To combine the cell phone data with the population data, we need to reshape both datasets. This can be done by pivotting the tables into the right format. Remember the 3 rules from week 3. Present a similar table to below the one below.

iso-3yearn_cellphonespopulation
ABW1960054608
AFG196008.62247e+06
AGO196005.3572e+06
ALB196001.6088e+06
AND196009443

The iso-3 format is nice to work with but for presentation it is better to work with real names of the countries. A mapping between iso-3 and country name can be found in the country_data.csv file.

Combine the cell phone, population and country data into a single table. Calcualte the number of phones per capita. I.e n_cellphones/population_size. Present a similar table to below. Here, the coutries are the ones with highest number of cell phones per capita in 2019.

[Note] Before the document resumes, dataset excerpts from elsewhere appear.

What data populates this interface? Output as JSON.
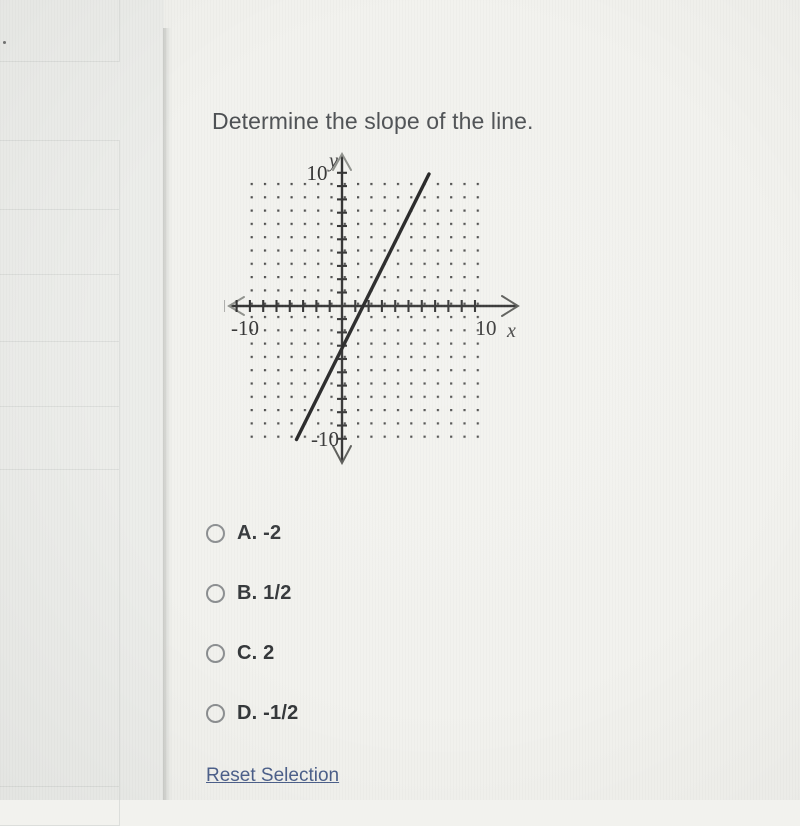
{
  "question": {
    "title": "Determine the slope of the line."
  },
  "options": [
    {
      "id": "A",
      "label": "A. -2",
      "value": "-2",
      "selected": false
    },
    {
      "id": "B",
      "label": "B. 1/2",
      "value": "1/2",
      "selected": false
    },
    {
      "id": "C",
      "label": "C. 2",
      "value": "2",
      "selected": false
    },
    {
      "id": "D",
      "label": "D. -1/2",
      "value": "-1/2",
      "selected": false
    }
  ],
  "reset": {
    "label": "Reset Selection"
  },
  "chart_data": {
    "type": "line",
    "title": "",
    "xlabel": "x",
    "ylabel": "y",
    "xlim": [
      -10,
      10
    ],
    "ylim": [
      -10,
      10
    ],
    "x_tick_labels": [
      {
        "value": -10,
        "text": "-10"
      },
      {
        "value": 10,
        "text": "10"
      }
    ],
    "y_tick_labels": [
      {
        "value": 10,
        "text": "10"
      },
      {
        "value": -10,
        "text": "-10"
      }
    ],
    "grid": "dot-grid",
    "grid_step": 1,
    "axis_arrows": true,
    "series": [
      {
        "name": "line",
        "slope": 2,
        "y_intercept": -3,
        "x_intercept": 1.5,
        "points": [
          [
            -3.5,
            -10
          ],
          [
            6.5,
            10
          ]
        ]
      }
    ],
    "legend": "none"
  },
  "colors": {
    "page_background": "#f2f2ee",
    "sidebar_background": "#ecedea",
    "text": "#4b4e51",
    "option_text": "#333639",
    "link": "#4b5f8a",
    "axis": "#2b2b2b",
    "line": "#1e1e1e",
    "dot_grid": "#3a3a3a",
    "radio_border": "#8b8e90"
  }
}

yearMacaoHong KongUnited Arab EmiratesAntigua and BarbudaSeychelles
20153.088232.29042.007421.956841.58426
20163.143512.398932.212521.987541.60546
20173.21012.488772.183432.019341.74243
20183.348742.670212.199082.008161.8499
20193.284852.863652.127741.997461.9872

Note that you might get a slightly different table based on how you deal with missing data. This is okay! make sure to document your procedure.

Analyse the country with highest growth rate of cell phones (per capita) in the last 10 years. That is, create a plot that illustrates the growth rate of the countries in the table above over the last 10 years.

Hint: You can pivot the tables to get the desired output.

SQL

The file user_actions.db in the data repo contains an SQLite database. In the database there is a table named user_actions. Analyse the table and solve the following tasks.

  • Retrieve the usernames of all users who have performed the "signup" action.
  • Find the total number of log entries for each user. Display the user_id, username, and the count of log entries.
  • Identify users who have both logged in (action = 'login') and signed up (action = 'signup') on the same day. Display the user_id and username.

Each task should be solved only using SQL.

Regex

The file comments.txt in the data repo contains lines of text, each representing a user comment. Users sometimes include tags in their comments using the format "#tag". Analyse the file and solve the following tasks.

  • Write a regular expression to extract all hashtags from a given comment. For example, applying the regex to comment 1 should return ["#programming", "#tips"].
  • Create a regular expression to find comments that mention both "#programming" and "#python". Apply the regex to comment 2 and check if it matches.
  • Using your regular expression, extract all unique hashtags from the entire text file. (*)

The last task is optional (*)!

Each task should be solved only using regex.

Good Luck!